Indian Astronomers Discover Supercluster of Galaxies, Name It ‘Saraswati’
A team of astronomers from India discovered an extremely large supergroup of galaxies – as large as 20 million billion soles – named Saraswati, the Inter-University Center for Astronomy and Astrophysics (IUCAA) based in Pune.
This is one of the largest known structures in the vicinity of the universe, 4000 million light years from Earth and about 10 billion years, IUCAA said.
Its mass extends 600 million light-years away, he said.
Scientists at this institute also participated in the discovery of last year’s gravitational waves.
The supergroup was discovered by Joydeep Bagchi, a faculty member at IUCCA; Shishir Sankhyayan, PhD student at the Indian Institute of Education and Research Sciences (IISER), Pune; Prakash Sarkar of the National Institute of Technology, Jamshedpur; Somak Raychaudhury, Director IUCAA; Joe Jacob of Newman College, Kerala and Pratik Dabhade, IUCAA researcher.
Their findings were published in the latest issue of The Astrophysical Journal, the first research journal of the American Astronomical Society.
“Large sets are the largest coherent structures of the cosmic network.

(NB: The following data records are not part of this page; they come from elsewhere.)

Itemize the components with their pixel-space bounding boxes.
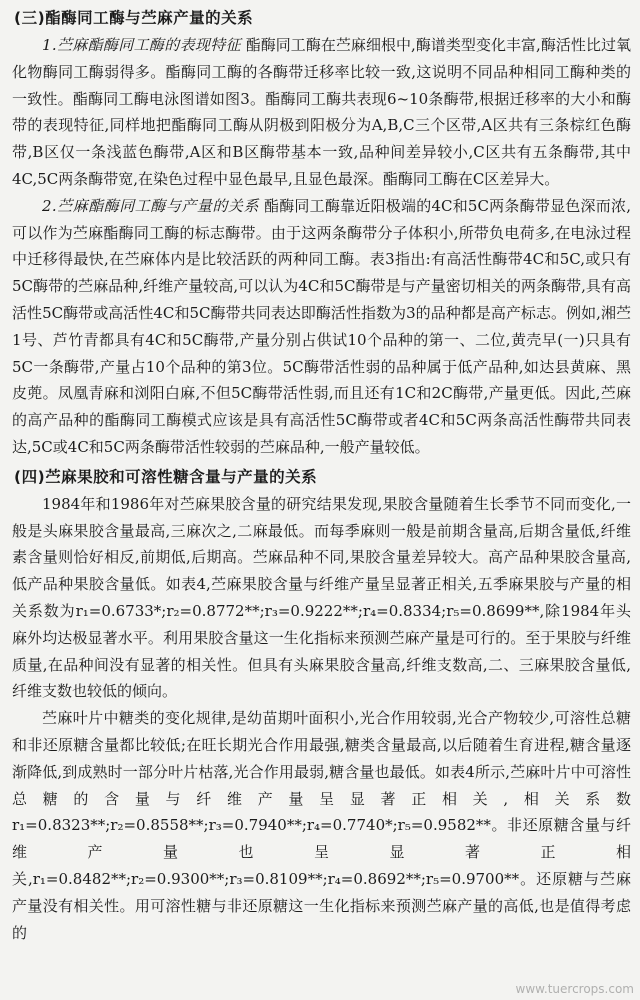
watermark: www.tuercrops.com xyxy=(515,982,634,996)
section-3-heading: (三)酯酶同工酶与苎麻产量的关系 xyxy=(14,9,254,27)
section-3-paragraph-2 xyxy=(12,193,631,461)
section-3-paragraph-1 xyxy=(12,32,631,193)
section-3-paragraph-1-body: 酯酶同工酶在苎麻细根中,酶谱类型变化丰富,酶活性比过氧化物酶同工酶弱得多。酯酶同工酶的各酶带迁移率比较一致,这说明不同品种相同工酶种类的一致性。酯酶同工酶电泳图谱如图3。酯酶同工酶共表现6~10条酶带,根据迁移率的大小和酶带的表现特征,同样地把酯酶同工酶从阴极到阳极分为A,B,C三个区带,A区共有三条棕红色酶带,B区仅一条浅蓝色酶带,A区和B区酶带基本一致,品种间差异较小,C区共有五条酶带,其中4C,5C两条酶带宽,在染色过程中显色最早,且显色最深。酯酶同工酶在C区差异大。 xyxy=(12,36,632,188)
section-3-paragraph-2-body: 酯酶同工酶靠近阳极端的4C和5C两条酶带显色深而浓,可以作为苎麻酯酶同工酶的标志酶带。由于这两条酶带分子体积小,所带负电荷多,在电泳过程中迁移得最快,在苎麻体内是比较活跃的两种同工酶。表3指出:有高活性酶带4C和5C,或只有5C酶带的苎麻品种,纤维产量较高,可以认为4C和5C酶带是与产量密切相关的两条酶带,具有高活性5C酶带或高活性4C和5C酶带共同表达即酶活性指数为3的品种都是高产标志。例如,湘苎1号、芦竹青都具有4C和5C酶带,产量分别占供试10个品种的第一、二位,黄壳早(一)只具有5C一条酶带,产量占10个品种的第3位。5C酶带活性弱的品种属于低产品种,如达县黄麻、黑皮蔸。凤凰青麻和浏阳白麻,不但5C酶带活性弱,而且还有1C和2C酶带,产量更低。因此,苎麻的高产品种的酯酶同工酶模式应该是具有高活性5C酶带或者4C和5C两条高活性酶带共同表达,5C或4C和5C两条酶带活性较弱的苎麻品种,一般产量较低。 xyxy=(12,196,631,456)
section-4-heading: (四)苎麻果胶和可溶性糖含量与产量的关系 xyxy=(14,467,318,486)
section-3-paragraph-1-lead: 1.苎麻酯酶同工酶的表现特征 xyxy=(42,36,241,54)
section-4-paragraph-1: 1984年和1986年对苎麻果胶含量的研究结果发现,果胶含量随着生长季节不同而变化,一般是头麻果胶含量最高,三麻次之,二麻最低。而每季麻则一般是前期含量高,后期含量低,纤维素含量则恰好相反,前期低,后期高。苎麻品种不同,果胶含量差异较大。高产品种果胶含量高,低产品种果胶含量低。如表4,苎麻果胶含量与纤维产量呈显著正相关,五季麻果胶与产量的相关系数为r₁=0.6733*;r₂=0.8772**;r₃=0.9222**;r₄=0.8334;r₅=0.8699**,除1984年头麻外均达极显著水平。利用果胶含量这一生化指标来预测苎麻产量是可行的。至于果胶与纤维质量,在品种间没有显著的相关性。但具有头麻果胶含量高,纤维支数高,二、三麻果胶含量低,纤维支数也较低的倾向。 xyxy=(12,494,631,701)
section-4-paragraph-2: 苎麻叶片中糖类的变化规律,是幼苗期叶面积小,光合作用较弱,光合产物较少,可溶性总糖和非还原糖含量都比较低;在旺长期光合作用最强,糖类含量最高,以后随着生育进程,糖含量逐渐降低,到成熟时一部分叶片枯落,光合作用最弱,糖含量也最低。如表4所示,苎麻叶片中可溶性总糖的含量与纤维产量呈显著正相关,相关系数r₁=0.8323**;r₂=0.8558**;r₃=0.7940**;r₄=0.7740*;r₅=0.9582**。非还原糖含量与纤维产量也呈显著正相关,r₁=0.8482**;r₂=0.9300**;r₃=0.8109**;r₄=0.8692**;r₅=0.9700**。还原糖与苎麻产量没有相关性。用可溶性糖与非还原糖这一生化指标来预测苎麻产量的高低,也是值得考虑的 xyxy=(12,709,631,942)
section-3-paragraph-2-lead: 2.苎麻酯酶同工酶与产量的关系 xyxy=(42,196,259,215)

They are a chain of galaxies and galaxies, bound by gravity, often extending to several hundred times the size of galaxy clusters, made up of tens of thousands of Galaxies, “IUCAA said in a statement.
Sankhyayan said that the “newly discovered Saraswati super-clusterter” spreads on a scale of 600 million light-years and may contain the mass equivalent of more than 20 billion soles.

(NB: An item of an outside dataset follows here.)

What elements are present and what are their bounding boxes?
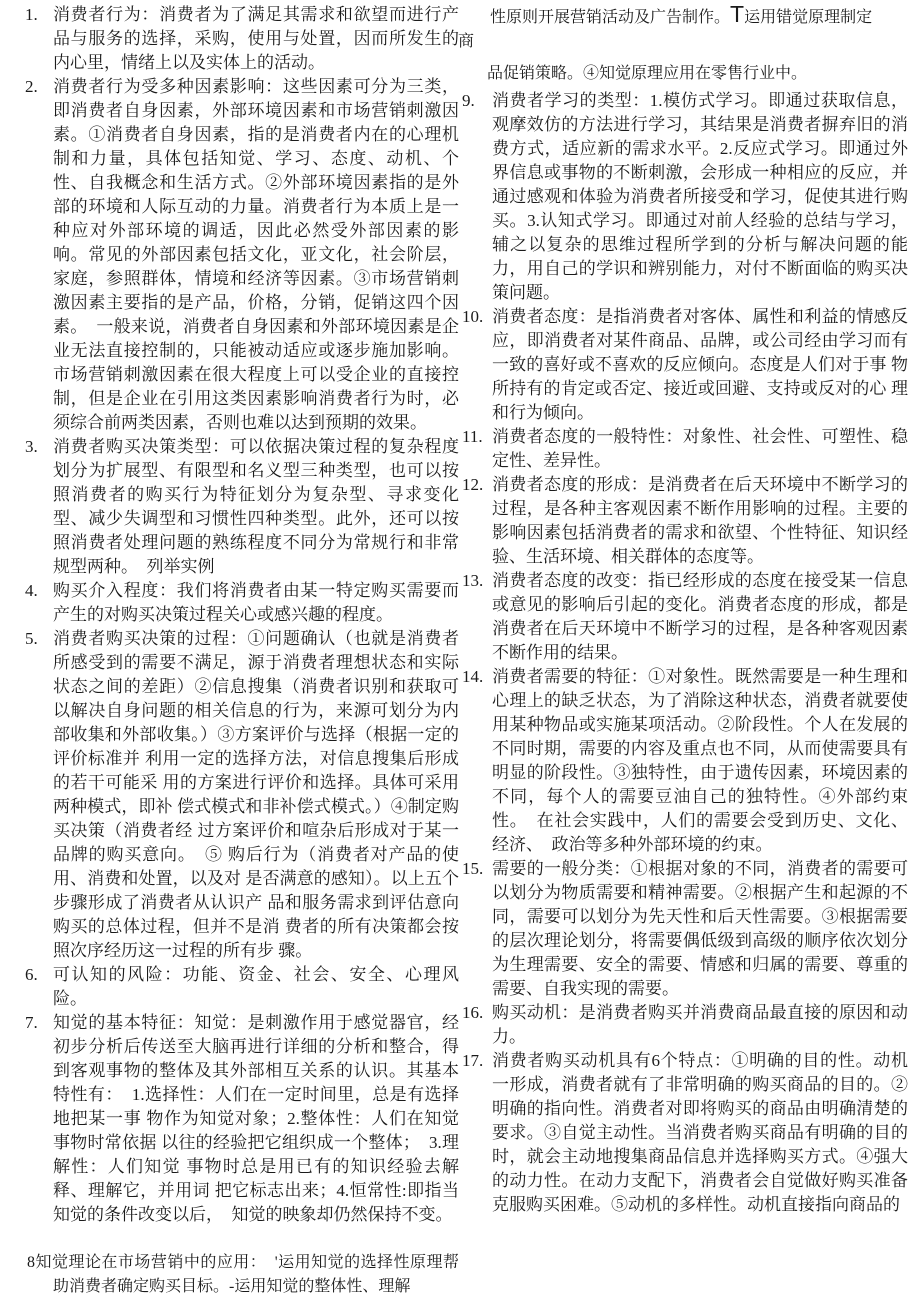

A cluster of galaxies could have 1000-10 000. A super cluster can have groups of 40 to 43, he added.
“Our own galaxy is part of a group called super supergroup Laniakea,” IUCAA said.
Bagchi, IUCAA, lead author of the article in the journal, and co-author Sankhyayan said they were “surprised to discover this gigantic super-group of galaxies,” visible in a large spectroscopic study of distant galaxies known as the digital Sloan Sky Survey.

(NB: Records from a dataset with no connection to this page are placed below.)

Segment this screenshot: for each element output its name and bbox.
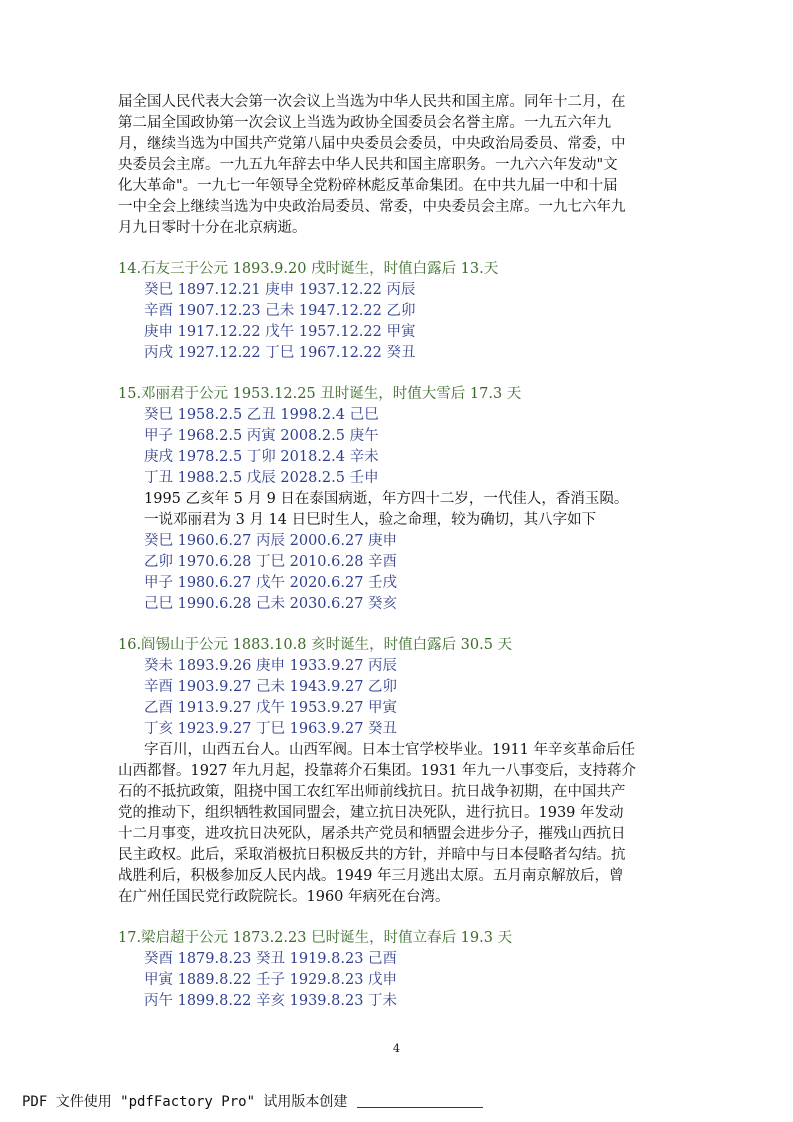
dayun-line: 己巳 1990.6.28 己未 2030.6.27 癸亥 [144,596,398,612]
paragraph-line: 一中全会上继续当选为中央政治局委员、常委，中央委员会主席。一九七六年九 [118,199,626,215]
bio-line: 在广州任国民党行政院院长。1960 年病死在台湾。 [118,889,450,905]
pdf-footer [22,1091,483,1111]
dayun-line: 丁亥 1923.9.27 丁巳 1963.9.27 癸丑 [144,721,398,737]
note-line: 1995 乙亥年 5 月 9 日在泰国病逝，年方四十二岁，一代佳人，香消玉陨。 [144,491,629,507]
spacer [118,615,678,635]
bio-line: 十二月事变，进攻抗日决死队，屠杀共产党员和牺盟会进步分子，摧残山西抗日 [118,826,626,842]
spacer [118,364,678,384]
bio-line: 字百川，山西五台人。山西军阀。日本士官学校毕业。1911 年辛亥革命后任 [144,742,636,758]
dayun-line: 辛酉 1907.12.23 己未 1947.12.22 乙卯 [144,303,416,319]
entry-15 [118,384,678,615]
page-number: 4 [393,1042,400,1055]
dayun-line: 丁丑 1988.2.5 戊辰 2028.2.5 壬申 [144,470,379,486]
dayun-line: 丙午 1899.8.22 辛亥 1939.8.23 丁未 [144,993,398,1009]
dayun-line: 甲子 1968.2.5 丙寅 2008.2.5 庚午 [144,428,379,444]
bio-line: 石的不抵抗政策，阻挠中国工农红军出师前线抗日。抗日战争初期，在中国共产 [118,784,626,800]
footer-text: PDF 文件使用 "pdfFactory Pro" 试用版本创建 [22,1094,348,1110]
dayun-line: 丙戌 1927.12.22 丁巳 1967.12.22 癸丑 [144,345,416,361]
dayun-line: 辛酉 1903.9.27 己未 1943.9.27 乙卯 [144,679,398,695]
note-line: 一说邓丽君为 3 月 14 日巳时生人，验之命理，较为确切，其八字如下 [144,512,597,528]
dayun-line: 癸巳 1960.6.27 丙辰 2000.6.27 庚申 [144,533,398,549]
dayun-line: 甲寅 1889.8.22 壬子 1929.8.23 戊申 [144,972,398,988]
dayun-line: 庚申 1917.12.22 戊午 1957.12.22 甲寅 [144,324,416,340]
paragraph-line: 化大革命"。一九七一年领导全党粉碎林彪反革命集团。在中共九届一中和十届 [118,178,618,194]
spacer [118,908,678,928]
entry-14 [118,259,678,364]
dayun-line: 癸酉 1879.8.23 癸丑 1919.8.23 己酉 [144,951,398,967]
bio-line: 民主政权。此后，采取消极抗日积极反共的方针，并暗中与日本侵略者勾结。抗 [118,847,626,863]
footer-link[interactable] [357,1093,483,1108]
dayun-line: 庚戌 1978.2.5 丁卯 2018.2.4 辛未 [144,449,379,465]
dayun-line: 乙卯 1970.6.28 丁巳 2010.6.28 辛酉 [144,554,398,570]
paragraph-line: 届全国人民代表大会第一次会议上当选为中华人民共和国主席。同年十二月，在 [118,94,626,110]
dayun-line: 癸巳 1958.2.5 乙丑 1998.2.4 己巳 [144,407,379,423]
spacer [118,239,678,259]
entry-heading: 15.邓丽君于公元 1953.12.25 丑时诞生，时值大雪后 17.3 天 [118,386,522,402]
document-body [118,92,678,1012]
paragraph-line: 月九日零时十分在北京病逝。 [118,220,307,236]
entry-heading: 16.阎锡山于公元 1883.10.8 亥时诞生，时值白露后 30.5 天 [118,637,513,653]
dayun-line: 乙酉 1913.9.27 戊午 1953.9.27 甲寅 [144,700,398,716]
dayun-line: 癸巳 1897.12.21 庚申 1937.12.22 丙辰 [144,282,416,298]
entry-heading: 17.梁启超于公元 1873.2.23 巳时诞生，时值立春后 19.3 天 [118,930,513,946]
paragraph-line: 第二届全国政协第一次会议上当选为政协全国委员会名誉主席。一九五六年九 [118,115,611,131]
paragraph-line: 央委员会主席。一九五九年辞去中华人民共和国主席职务。一九六六年发动"文 [118,157,618,173]
entry-17 [118,928,678,1012]
bio-line: 山西都督。1927 年九月起，投靠蒋介石集团。1931 年九一八事变后，支持蒋介 [118,763,637,779]
bio-line: 党的推动下，组织牺牲救国同盟会，建立抗日决死队，进行抗日。1939 年发动 [118,805,624,821]
intro-paragraph [118,92,678,239]
dayun-line: 癸未 1893.9.26 庚申 1933.9.27 丙辰 [144,658,398,674]
entry-16 [118,635,678,908]
bio-line: 战胜利后，积极参加反人民内战。1949 年三月逃出太原。五月南京解放后，曾 [118,868,624,884]
paragraph-line: 月，继续当选为中国共产党第八届中央委员会委员，中央政治局委员、常委，中 [118,136,626,152]
dayun-line: 甲子 1980.6.27 戊午 2020.6.27 壬戌 [144,575,398,591]
entry-heading: 14.石友三于公元 1893.9.20 戌时诞生，时值白露后 13.天 [118,261,499,277]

Sankhyayan said the data were analyzed, after which the discovery was made.
“This super-cluster is clearly integrated into a large network of cosmic filaments drawn by clusters and large gaps,” said M. Bagchi.
It has been previously said that he had reported “only a few relatively large super sets”, such as the concentration of Shapley or Great Wall Sloan in the nearby universe.
“The Saraswati supergroup is very far,” Bagchi said.
Both hoped that the work would be to help illuminate “baffled questions” for example, how they had been trained there groups density such materials for billions of years.